Newcall Gallery

Tuesday, April 1, 2008

27-05-08 | Moving in time (notes on Blue as silver as gold) | Sonya Lacey

Moving in time (notes on Blue as silver as gold)
Sonya Lacey

1. What is time well spent? In this action, time is occupied with resolve, like the occupation of a building. & thinking about time taken: I’ve watched the process of painting and repainting over approximately a month, but the time taken spans decades. My experience of the work comes through an imagined understanding of the action; paint gives an account of the art, the art an attempt to be in time.
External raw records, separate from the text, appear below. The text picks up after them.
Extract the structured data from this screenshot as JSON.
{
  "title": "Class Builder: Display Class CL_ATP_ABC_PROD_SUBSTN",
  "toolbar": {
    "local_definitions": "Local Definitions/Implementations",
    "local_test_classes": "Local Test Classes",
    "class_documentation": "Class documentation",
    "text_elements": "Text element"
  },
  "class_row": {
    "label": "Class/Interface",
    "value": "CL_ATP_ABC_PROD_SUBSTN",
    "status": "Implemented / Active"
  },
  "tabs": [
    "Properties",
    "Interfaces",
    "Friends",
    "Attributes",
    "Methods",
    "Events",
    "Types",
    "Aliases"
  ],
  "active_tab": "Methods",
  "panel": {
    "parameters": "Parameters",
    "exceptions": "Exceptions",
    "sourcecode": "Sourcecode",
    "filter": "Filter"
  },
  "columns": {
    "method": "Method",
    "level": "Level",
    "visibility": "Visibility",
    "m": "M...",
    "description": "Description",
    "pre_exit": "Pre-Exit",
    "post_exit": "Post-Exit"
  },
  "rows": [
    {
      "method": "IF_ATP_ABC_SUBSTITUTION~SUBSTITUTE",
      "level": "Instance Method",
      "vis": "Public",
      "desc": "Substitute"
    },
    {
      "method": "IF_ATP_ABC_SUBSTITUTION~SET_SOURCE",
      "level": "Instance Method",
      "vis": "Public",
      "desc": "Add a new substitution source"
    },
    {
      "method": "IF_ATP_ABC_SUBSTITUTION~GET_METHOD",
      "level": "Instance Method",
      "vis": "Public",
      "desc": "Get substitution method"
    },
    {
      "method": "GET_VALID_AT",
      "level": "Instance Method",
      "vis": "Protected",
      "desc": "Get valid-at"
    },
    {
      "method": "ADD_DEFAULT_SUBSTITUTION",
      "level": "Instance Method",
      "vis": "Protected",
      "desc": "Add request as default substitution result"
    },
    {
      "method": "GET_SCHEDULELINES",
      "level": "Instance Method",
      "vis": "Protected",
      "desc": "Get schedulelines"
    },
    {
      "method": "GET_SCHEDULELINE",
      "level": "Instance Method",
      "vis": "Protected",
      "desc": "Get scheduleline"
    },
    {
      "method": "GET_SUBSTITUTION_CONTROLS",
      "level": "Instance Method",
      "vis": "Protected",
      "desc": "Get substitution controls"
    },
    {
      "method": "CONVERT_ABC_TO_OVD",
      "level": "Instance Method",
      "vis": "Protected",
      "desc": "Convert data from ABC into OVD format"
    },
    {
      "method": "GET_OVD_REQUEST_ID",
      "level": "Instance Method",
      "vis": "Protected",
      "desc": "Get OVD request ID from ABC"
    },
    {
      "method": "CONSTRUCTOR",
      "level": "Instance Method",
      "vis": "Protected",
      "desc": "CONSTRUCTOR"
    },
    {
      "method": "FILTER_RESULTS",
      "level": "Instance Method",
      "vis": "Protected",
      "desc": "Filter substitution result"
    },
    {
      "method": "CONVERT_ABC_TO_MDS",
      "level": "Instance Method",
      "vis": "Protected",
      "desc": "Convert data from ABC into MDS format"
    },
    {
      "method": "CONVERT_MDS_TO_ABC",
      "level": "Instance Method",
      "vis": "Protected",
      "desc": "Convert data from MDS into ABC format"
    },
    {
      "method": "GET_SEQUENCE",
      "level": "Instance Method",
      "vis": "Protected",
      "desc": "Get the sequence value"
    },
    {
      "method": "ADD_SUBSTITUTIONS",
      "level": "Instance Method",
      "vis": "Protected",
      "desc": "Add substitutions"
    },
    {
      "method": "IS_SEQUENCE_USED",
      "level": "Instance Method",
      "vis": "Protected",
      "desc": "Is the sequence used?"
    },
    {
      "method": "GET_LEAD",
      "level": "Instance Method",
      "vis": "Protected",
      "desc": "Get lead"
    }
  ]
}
I understand that reflecting on the past implicates the present, and that it involves the projection of this moment into the future; I am aware of being present, actively here and now. I understand the temporal interconnections forming are determined by my subjective experience.

2. Each practice is filled with the presence of people across time. I had never thought of conversation in terms of tactility.

3. In this action, there are raw materials and the staging of making or unmaking, or at least of un-differentiation. It involves travel – energy and distance decreasing organisation and, along with that, loss of distinctiveness. A phrase comes to mind written by Mario Merz: REPERCUSSIONS OF MATERIALS IN THE SOLVENCY OF THE MOMENT. The enaction of interactions, relationships, reciprocities. This work begins like a diagram; physics then metaphysics. The materials will just be themselves, heavy and light, and always susceptible to physical laws. It is arrogant to believe ourselves outside of these systems.

4. The body has learnt along the way, streamlined the process, become fatigued in points and misjudged in others. The work has been made (a structure set in place, a task completed), but the work is happening. And once a thing is done it can’t be undone (even when it’s gone).

5. As I remember it, in the book Silence John Cage suggests the art gallery’s relationship to art was one of preservation. He likened this to the relationship refrigerators have with milk – both white cubes are designed to separate a lively thing from life, an act that slows down its changing and makes it digestible over a longer period of time. Cage’s criticism – I could be misattributing here – was that this gave a dishonest account of the nature of the work. Gabriel Orozco seems concerned with keeping his work similarly close to life experience. Unlike Cage, he seems to see the gallery as a useful way to frame the moment of communication, (selection/exhibition), but I’m struck by how weak the gallery is to hold the expanse of that work, how ineffective it is in slowing it down.